Цезарь с нетерпением ждал весны. Восторг победы над Ариовистом прошел, однако сохранилось чувство уверенности, объяснить которое было трудно. Да, Галлия непременно будет принадлежать ему.
— Те племена, о которых ты говоришь, Юлий, никогда не сражались вместе. Представить, что они когда-нибудь смогут стать братьями, просто невозможно. — С этими словами Мхорбэйн с удовольствием отхлебнул горячего вина и, отдыхая, вытянулся возле огня.
— Вполне возможно, — согласился Цезарь. — Но моих людей здесь еще очень плохо знают. До сих пор остаются племена, которые даже не слышали о нашем существовании. Так как же они могут принять правление тех, кого даже не видели?
— Ты не сможешь сразиться со всеми, Цезарь, — задумчиво возразил Мхорбэйн. — Такое не под силу даже твоим воинам.
Юлий хмыкнул.
— Напрасно ты так в этом уверен, друг мой.
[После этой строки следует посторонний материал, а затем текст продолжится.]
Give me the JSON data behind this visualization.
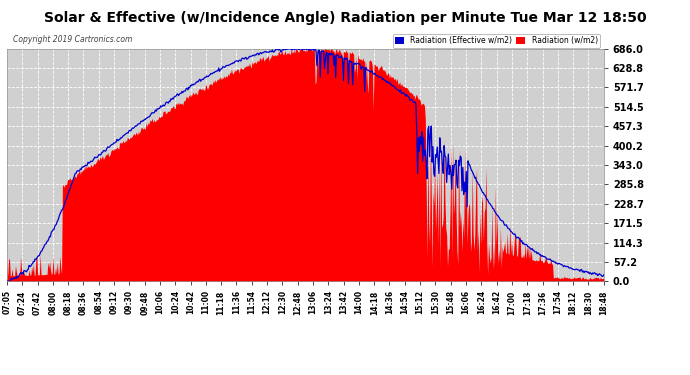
{
  "title": "Solar & Effective (w/Incidence Angle) Radiation per Minute Tue Mar 12 18:50",
  "copyright": "Copyright 2019 Cartronics.com",
  "legend_entries": [
    "Radiation (Effective w/m2)",
    "Radiation (w/m2)"
  ],
  "legend_colors": [
    "#0000cd",
    "#ff0000"
  ],
  "yticks": [
    0.0,
    57.2,
    114.3,
    171.5,
    228.7,
    285.8,
    343.0,
    400.2,
    457.3,
    514.5,
    571.7,
    628.8,
    686.0
  ],
  "ymax": 686.0,
  "ymin": 0.0,
  "bg_color": "#ffffff",
  "plot_bg_color": "#d0d0d0",
  "grid_color": "#ffffff",
  "bar_color": "#ff0000",
  "line_color": "#0000cd",
  "title_fontsize": 10,
  "axis_fontsize": 7,
  "xtick_fontsize": 5.5,
  "xtick_labels": [
    "07:05",
    "07:24",
    "07:42",
    "08:00",
    "08:18",
    "08:36",
    "08:54",
    "09:12",
    "09:30",
    "09:48",
    "10:06",
    "10:24",
    "10:42",
    "11:00",
    "11:18",
    "11:36",
    "11:54",
    "12:12",
    "12:30",
    "12:48",
    "13:06",
    "13:24",
    "13:42",
    "14:00",
    "14:18",
    "14:36",
    "14:54",
    "15:12",
    "15:30",
    "15:48",
    "16:06",
    "16:24",
    "16:42",
    "17:00",
    "17:18",
    "17:36",
    "17:54",
    "18:12",
    "18:30",
    "18:48"
  ]
}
Окажись перед ними сам Александр Великий, они смогли бы победить и его. Однако эта зима совершенно сбила меня с толку. Куда вести войско? Дальше на север? А может быть, на запад? Или выбрать самые сильные из племен и разбить их по одному? Я почти мечтаю о том, чтобы они выступили вместе, Мхорбэйн. В случае, если удастся разбить сильнейших, слабые сразу признают наше право на эту землю.
— Ты уже и без того удвоил территорию Рима, — напомнил Мхорбэйн.
Глядя в огонь, Юлий показал на дверь, едва сдерживающую невиданный холод.
— Я не имею права сидеть и ждать, пока они придут ко мне сами. В любой момент меня могут вызвать домой, в Рим. А на мое место назначить другого.
Слова вызвали у Мхорбэйна живой интерес, и Цезарь замолчал. Вино излишне развязало язык, даже если учесть, что Мхорбэйн — друг и союзник.
Последнее письмо от Красса, пришедшее перед самым закрытием альпийских перевалов, было очень тревожным. Помпей стремительно терял влияние в городе, а сенат поражал своей слабостью. Цезарь почти хотел, чтобы Помпей объявил себя диктатором, прекратил разгул преступности и остановил террор, организованный Клодием и Милоном. Самому Цезарю эти имена не говорили ровным счетом ничего, однако Красс казался по-настоящему испуганным. Он даже решил поделиться своими страхами. А ведь старик вовсе не из тех, кто шарахается от каждой тени. Порой Юлию думалось, что надо вернуться в Рим и поддержать в сенате Помпея, но суровая галльская зима диктовала свои условия. Однако мысль о том, что, пока он завоевывает новые земли, родной город тонет в коррупции и насилии, мучила невыносимо. Можно было смириться с тем, что война окрашена в жестокие кровавые тона, однако допустить подобное в родном городе казалось просто немыслимым.